L’outil fiscal, un réel rejet
L’adhésion à une fiscalité écologique se heurte cependant à une opposition majoritaire : seul un Français sur cinq accepte l’idée d’une augmentation de la fiscalité environnementale. Les contribuables rejettent toute hausse d’impôts, quelle qu’en soit la raison. En revanche, ils appellent à une fiscalité perçue comme plus juste, en demandant un accroissement des prélèvements sur les ménages aisés et une suppression des niches fiscales pour améliorer le rendement des impôts.
Malgré ces propositions, le malaise fiscal reste profond. Pas moins de 76 % des Français estiment être parmi les perdants du système socio-fiscal, alors même que, dans les faits, ce système est avantageux pour plus de 50 % de la population.
Le soutien à une réorientation de la fiscalité en faveur d’objectifs environnementaux est limité : il ne se manifeste véritablement que parmi les 20 % de contribuables les plus aisés. Les autres catégories sociales attendent des pouvoirs publics des mesures favorisant une plus grande égalité devant l’impôt, ainsi qu’une baisse globale des prélèvements.
Un sentiment d’incompréhension vis-à-vis des pouvoirs publics est largement partagé. 58 % des citoyens déclarent que leurs difficultés personnelles sont ignorées par les décideurs. Dans ce contexte, l’instauration d’une taxe carbone reste une source de tensions, n’étant pas considérée comme prioritaire par une majorité de la population.
La fiscalité environnementale se heurte en France à une opposition massive, exacerbée par un contexte socio-économique marqué par des inégalités perçues et une défiance envers les pouvoirs publics. Si la conscience écologique des Français est bien ancrée, leur rejet de toute hausse fiscale illustre une fracture entre l’urgence climatique et les réalités sociales. Pour les décideurs publics, l’enjeu est de taille : il s’agit d’imaginer des mécanismes fiscaux à la fois efficaces pour réduire les émissions de gaz à effet de serre et acceptables par la majorité de la population. Evoqué à maintes reprises, cela pourrait passer par une redistribution transparente des revenus issus de la fiscalité écologique, afin d’en limiter les effets régressifs, et par des mesures de soutien ciblées pour les ménages les plus vulnérables.

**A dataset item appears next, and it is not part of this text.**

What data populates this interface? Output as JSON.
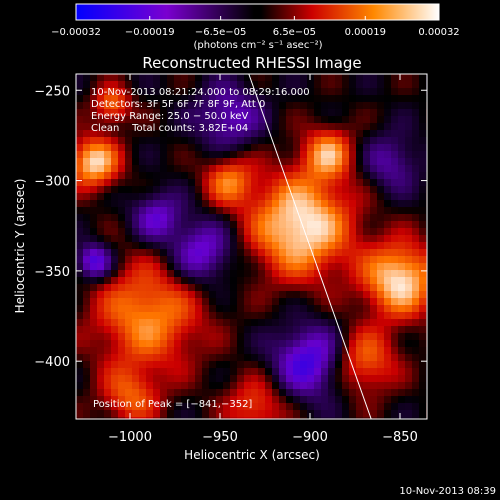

L’instauration d’une fiscalité environnementale ne pourra être légitimée qu’à travers un dialogue renforcé avec les citoyens, fondé sur la pédagogie, la transparence et une démonstration tangible des bénéfices. Une fiscalité perçue comme équitable, accompagnée d’une réelle transformation des infrastructures et d’investissements massifs dans les énergies renouvelables, serait alors mieux acceptée, permettant d’allier ambition environnementale et cohésion sociale.